Pour créer cette relation intime, souligne Annie Reeves, l’intervieweur doit adopter une posture ouverte, dénuée de jugement et de présomptions. Et surtout, précise Élodie Gagnon, laisser l’enregistreur rouler une fois l’entrevue terminée. « Souvent, c’est quand on relâche la pression d’être enregistré que les langues se délient. »

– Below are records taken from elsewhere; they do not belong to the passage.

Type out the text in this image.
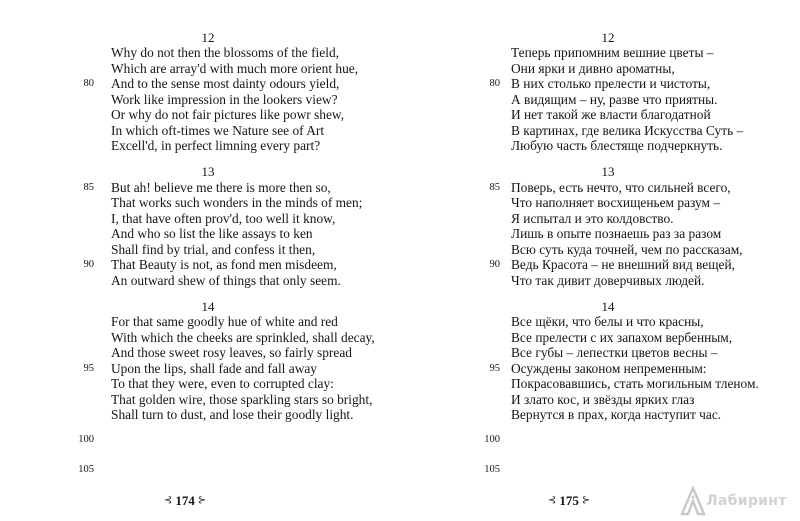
12
Why do not then the blossoms of the field,
Which are array'd with much more orient hue,
And to the sense most dainty odours yield,
Work like impression in the lookers view?
Or why do not fair pictures like powr shew,
In which oft-times we Nature see of Art
Excell'd, in perfect limning every part?
13
But ah! believe me there is more then so,
That works such wonders in the minds of men;
I, that have often prov'd, too well it know,
And who so list the like assays to ken
Shall find by trial, and confess it then,
That Beauty is not, as fond men misdeem,
An outward shew of things that only seem.
14
For that same goodly hue of white and red
With which the cheeks are sprinkled, shall decay,
And those sweet rosy leaves, so fairly spread
Upon the lips, shall fade and fall away
To that they were, even to corrupted clay:
That golden wire, those sparkling stars so bright,
Shall turn to dust, and lose their goodly light.
80
85
90
95
100
105
⊰ 174 ⊱
12
Теперь припомним вешние цветы –
Они ярки и дивно ароматны,
В них столько прелести и чистоты,
А видящим – ну, разве что приятны.
И нет такой же власти благодатной
В картинах, где велика Искусства Суть –
Любую часть блестяще подчеркнуть.
13
Поверь, есть нечто, что сильней всего,
Что наполняет восхищеньем разум –
Я испытал и это колдовство.
Лишь в опыте познаешь раз за разом
Всю суть куда точней, чем по рассказам,
Ведь Красота – не внешний вид вещей,
Что так дивит доверчивых людей.
14
Все щёки, что белы и что красны,
Все прелести с их запахом вербенным,
Все губы – лепестки цветов весны –
Осуждены законом непременным:
Покрасовавшись, стать могильным тленом.
И злато кос, и звёзды ярких глаз
Вернутся в прах, когда наступит час.
80
85
90
95
100
105
⊰ 175 ⊱	Лабиринт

4- Quelques conseils pour démarrer la scénarisation d’un balado

Élodie Gagnon préconise une organisation méthodique du travail. « C’est utile de créer un dossier maître avec un court résumé de chacun des épisodes, les personnages de la série, les faits marquants, la recherche, les dates importantes, etc. Ça sert de point d’ancrage et de base solide sur laquelle bâtir ensuite la série. »

De son côté, Annie Reeves croit qu’il faut cerner très tôt le « pourquoi » du projet de balado. « Il faut prendre le temps de bien développer l’intention qu’on désire traduire avec le projet, et comment on va tracer cette route au fil des épisodes. »

Il peut être utile, comme le pense Anne-Sophie Carpentier, de déterminer à quelle question la série souhaite répondre, idem pour chaque épisode. « Ça oriente totalement l’écoute, et comme auditeur, tu sais où le train s’en va. »

Une idée qui plaît aussi à Gabriel Allard-Gagnon, qui dit miser sur l’instinct. « Une scénarisation doit être nourrie par les questions qu’on se posait au moment de produire le balado, lesquelles sont ensuite ramenées dans le scénario. Personnellement, je mise beaucoup sur l’après : le fruit de mes réflexions, les flashbacks, les analogies, etc. »

À l’inverse, Julien Morissette, lui, recommande de faire un maximum de travail de recherche et de scénarisation avant même de sortir l’enregistreur. « Je ne suis pas de l’école “on enregistre et on verra ce que ça donnera”. J’imagine souvent que mes cartes SD sont des rubans et que je dois économiser le temps d’enregistrement. »

Enfin, Cédric Chabuel recommande de perfectionner ses aptitudes d’écoute. « Écoutez, écoutez, écoutez. Imbibez-vous du récit de l’autre, prenez le temps de le faire, et surtout écoutez la manière dont les gens racontent leur histoire. Sur Chemins de croix, par exemple, j’écoutais la journaliste Anne Panasuk me raconter ce récit d’abus faits à l’encontre des communautés autochtones. Elle en parlait si bien et donnait tellement de contexte que je me suis dit : “c’est comme ça qu’il faut la raconter cette histoire”. »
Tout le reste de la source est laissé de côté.